We’ve also got some older backups, so restoring to a previous version can be done. We’ve not gone live with this yet, so we can break it (further) to some extent.

Cheers,
Juraj

If you are using the LDAP plugin, isn’t LDAP responsible for creating users? It’s certainly responsible for passwords. Does it work if you disable LDAP?

Just tried disabling it, same thing.

Mind you, this used to work just fine prior to the upgrade we did today. LDAP plugin enabled and all.

Alright. I’ve done a complete rebuild of Discourse and tried the user creation, and now it works.

I still haven’t the slightest why it broke in the first place.

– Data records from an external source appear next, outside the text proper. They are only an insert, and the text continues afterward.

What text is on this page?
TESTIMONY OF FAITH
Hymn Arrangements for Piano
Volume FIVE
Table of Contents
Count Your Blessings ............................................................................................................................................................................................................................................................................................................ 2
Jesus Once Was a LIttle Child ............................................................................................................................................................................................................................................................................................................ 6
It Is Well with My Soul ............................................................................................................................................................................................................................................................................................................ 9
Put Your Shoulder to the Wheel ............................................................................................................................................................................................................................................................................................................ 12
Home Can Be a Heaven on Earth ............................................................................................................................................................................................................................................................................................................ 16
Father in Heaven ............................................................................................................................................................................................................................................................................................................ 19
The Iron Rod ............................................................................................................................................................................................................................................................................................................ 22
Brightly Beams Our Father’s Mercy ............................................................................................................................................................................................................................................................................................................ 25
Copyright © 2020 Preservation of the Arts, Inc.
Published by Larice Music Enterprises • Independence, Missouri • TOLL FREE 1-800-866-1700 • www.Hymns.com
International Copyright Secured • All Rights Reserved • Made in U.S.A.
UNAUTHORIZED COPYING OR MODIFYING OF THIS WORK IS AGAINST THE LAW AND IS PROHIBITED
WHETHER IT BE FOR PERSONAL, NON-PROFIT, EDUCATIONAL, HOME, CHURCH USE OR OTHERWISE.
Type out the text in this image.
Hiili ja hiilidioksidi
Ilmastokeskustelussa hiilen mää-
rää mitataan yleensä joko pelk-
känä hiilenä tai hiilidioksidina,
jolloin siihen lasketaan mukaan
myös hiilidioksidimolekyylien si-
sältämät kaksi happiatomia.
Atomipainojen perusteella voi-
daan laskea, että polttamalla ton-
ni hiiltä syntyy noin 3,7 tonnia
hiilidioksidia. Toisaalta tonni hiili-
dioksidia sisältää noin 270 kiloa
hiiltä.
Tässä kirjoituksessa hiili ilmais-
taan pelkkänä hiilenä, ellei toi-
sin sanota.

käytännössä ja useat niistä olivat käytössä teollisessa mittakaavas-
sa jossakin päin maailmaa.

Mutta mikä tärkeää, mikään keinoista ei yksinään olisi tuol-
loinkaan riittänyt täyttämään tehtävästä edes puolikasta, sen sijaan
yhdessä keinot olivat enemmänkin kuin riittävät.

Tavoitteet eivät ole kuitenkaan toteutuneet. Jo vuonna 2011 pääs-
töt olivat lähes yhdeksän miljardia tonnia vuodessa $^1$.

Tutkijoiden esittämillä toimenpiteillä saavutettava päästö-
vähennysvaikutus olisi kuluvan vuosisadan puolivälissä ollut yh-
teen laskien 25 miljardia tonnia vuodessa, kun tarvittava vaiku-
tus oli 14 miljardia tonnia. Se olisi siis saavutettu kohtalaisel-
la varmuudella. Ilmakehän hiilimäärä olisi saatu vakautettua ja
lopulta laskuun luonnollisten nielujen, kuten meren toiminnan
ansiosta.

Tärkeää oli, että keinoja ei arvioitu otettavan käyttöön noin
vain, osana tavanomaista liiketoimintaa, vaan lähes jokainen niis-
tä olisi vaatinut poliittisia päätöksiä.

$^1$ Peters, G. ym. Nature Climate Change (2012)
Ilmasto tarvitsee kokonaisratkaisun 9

I’ve a snapshot of the previous version, so if needed I can switch back to that for debugging purposes.

I’d still like to figure out what exactly went wrong, in case something similar happens again.

Just an update on this, since I believe I’ve figured it out.

Mistake on my part, although it wasn’t all that clear.

To reiterate, the API was providing no response on user creation. So not even a failure response in the JSON, there was just no JSON.

The only thing that popped up was a 500 in the web server logs.

The API was providing a response for other actions such as getting all of the users, or getting a single user.

The problem seems to be that the API key/API username I was using was linked to a local account.

Local account auth was disabled due to the fact that we only use LDAP auth.

Enabling local account auth caused the API to respond properly to the user creation calls.

I’ll update this with some more information once I have access to the machine.

Should be fairly easy to reproduce, now.